We’ve seen some pretty amazing improvements already in these areas and so that’s where we’re continuing to focus. Here, having the proper data infrastructure in place is crucial. Because we are a relatively small team, and we have experienced an increase in our growth rate by over 100% in the last year – the only way for us to really keep up with that is to have a data driven approach to managing risk.

Plan of action

As our members’ needs and behaviors evolve, we are revising our data definitions, increasing our rate of feature engineering,  and retraining our models accordingly. Here are a few items, I am focusing on: 

i) Data infrastructure: We have to keep things like automated periodic retraining to prevent model drift top of mind. We also have to think about deploying our analytical research resources to ensure that we have tight controls around model performance over time. Conduct constant investigation into feature engineering required to improve and release new versions of the models that we have in production.
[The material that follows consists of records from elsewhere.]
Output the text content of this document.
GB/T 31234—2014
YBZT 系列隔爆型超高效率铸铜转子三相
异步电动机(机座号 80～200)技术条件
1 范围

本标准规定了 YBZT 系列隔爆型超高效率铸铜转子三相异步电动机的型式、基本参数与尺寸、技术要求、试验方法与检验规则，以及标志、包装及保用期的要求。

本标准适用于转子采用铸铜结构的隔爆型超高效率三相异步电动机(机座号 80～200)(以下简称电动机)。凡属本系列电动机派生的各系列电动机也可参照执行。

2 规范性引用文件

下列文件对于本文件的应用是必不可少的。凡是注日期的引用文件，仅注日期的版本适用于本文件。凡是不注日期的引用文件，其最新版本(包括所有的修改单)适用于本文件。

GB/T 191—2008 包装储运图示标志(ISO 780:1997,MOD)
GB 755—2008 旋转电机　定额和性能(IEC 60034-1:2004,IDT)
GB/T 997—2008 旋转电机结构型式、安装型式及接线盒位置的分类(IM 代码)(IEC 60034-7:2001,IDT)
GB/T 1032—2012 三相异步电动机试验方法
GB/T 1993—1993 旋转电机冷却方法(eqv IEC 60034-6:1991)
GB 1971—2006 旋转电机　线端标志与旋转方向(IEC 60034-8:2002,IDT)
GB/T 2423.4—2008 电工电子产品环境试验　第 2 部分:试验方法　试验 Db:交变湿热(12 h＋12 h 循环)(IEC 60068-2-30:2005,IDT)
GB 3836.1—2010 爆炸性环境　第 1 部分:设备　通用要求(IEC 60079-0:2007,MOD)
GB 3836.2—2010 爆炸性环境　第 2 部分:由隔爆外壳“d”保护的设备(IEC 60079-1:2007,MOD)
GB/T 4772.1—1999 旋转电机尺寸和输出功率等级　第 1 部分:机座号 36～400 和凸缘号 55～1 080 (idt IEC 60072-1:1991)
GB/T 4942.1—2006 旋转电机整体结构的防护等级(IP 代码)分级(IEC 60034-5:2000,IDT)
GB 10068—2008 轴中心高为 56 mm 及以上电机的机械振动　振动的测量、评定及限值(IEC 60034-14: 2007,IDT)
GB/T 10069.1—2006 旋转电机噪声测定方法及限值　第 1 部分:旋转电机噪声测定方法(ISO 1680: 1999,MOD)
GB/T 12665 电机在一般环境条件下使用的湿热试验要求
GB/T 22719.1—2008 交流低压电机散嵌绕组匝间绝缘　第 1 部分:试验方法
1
ii) Better tools: From a CTO’s perspective, I think about supporting initiatives that take a lot of the manual ML Ops work off of people. It’s not a good use of time even for running or retraining a model when all this stuff can be automated. The infrastructure that we have in place currently, ensures that you don’t need to go through the brain damage of reconnecting all of these wires together in order to achieve relatively mechanical activities and outcomes. 

So one big area for us is ML Ops automation and making sure that our team understands how that is working, and they can be more focused on the explorative space of feature engineering and identifying new signals to be brought in.  We’re leveraging a lot of what Google has on Vertex AI for ML Ops, but we’re layering the business level automations, which would still require analytical resources, on top of that. We’re trying to take that burden off that team and ensure that they’re really focused on a combination of QA, discovery, and feeding that back then into our engineering process.
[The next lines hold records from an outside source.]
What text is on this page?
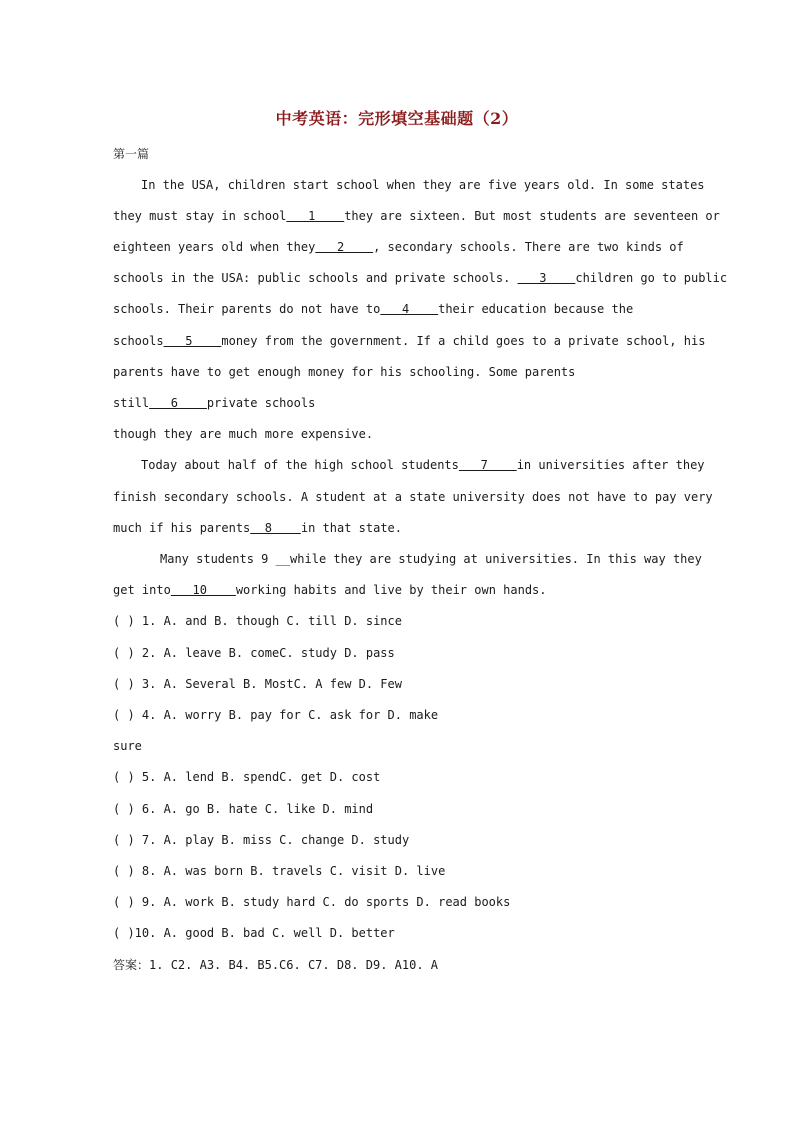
中考英语：完形填空基础题（2）
第一篇
In the USA, children start school when they are five years old. In some states
they must stay in school   1    they are sixteen. But most students are seventeen or
eighteen years old when they   2    , secondary schools. There are two kinds of
schools in the USA: public schools and private schools.    3    children go to public
schools. Their parents do not have to   4    their education because the
schools   5    money from the government. If a child goes to a private school, his
parents have to get enough money for his schooling. Some parents
still   6    private schools
though they are much more expensive.
Today about half of the high school students   7    in universities after they
finish secondary schools. A student at a state university does not have to pay very
much if his parents  8    in that state.
Many students 9 __while they are studying at universities. In this way they
get into   10    working habits and live by their own hands.
( ) 1. A. and B. though C. till D. since
( ) 2. A. leave B. comeC. study D. pass
( ) 3. A. Several B. MostC. A few D. Few
( ) 4. A. worry B. pay for C. ask for D. make
sure
( ) 5. A. lend B. spendC. get D. cost
( ) 6. A. go B. hate C. like D. mind
( ) 7. A. play B. miss C. change D. study
( ) 8. A. was born B. travels C. visit D. live
( ) 9. A. work B. study hard C. do sports D. read books
( )10. A. good B. bad C. well D. better
答案：1. C2. A3. B4. B5.C6. C7. D8. D9. A10. A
One of the things that we’re working towards on a few of our models is things like weekly retraining, where the new models are run in a shadow mode. Because of that you can see the performance of the model without it actually going to production. Once it looks good we decide to promote it. That’s a really good milestone — especially once we’re there on at least two of the models that we have in production. 

Getting to that place where analysts and data scientists are really focused on thinking and less focused on sort of the mechanics of the system. That’s the big state, and we’re there in some places, and we’re trying to get there everywhere.

iii) Marked improvements: There are a ton of these social scams that are happening, and we’re no exception to that. We recently deployed a new version of our account takeover prediction model, and we were able to drop the account takeovers –specifically the account takeover losses, people who have money stolen from them – by 90%. That’s a step function change. It’s not really like these 1% to 5% improvements. We are asking: where are the step function opportunities? That’s what success is to us. That’s really what we’re targeting right now, because there’s so much opportunity once you have data in the right place.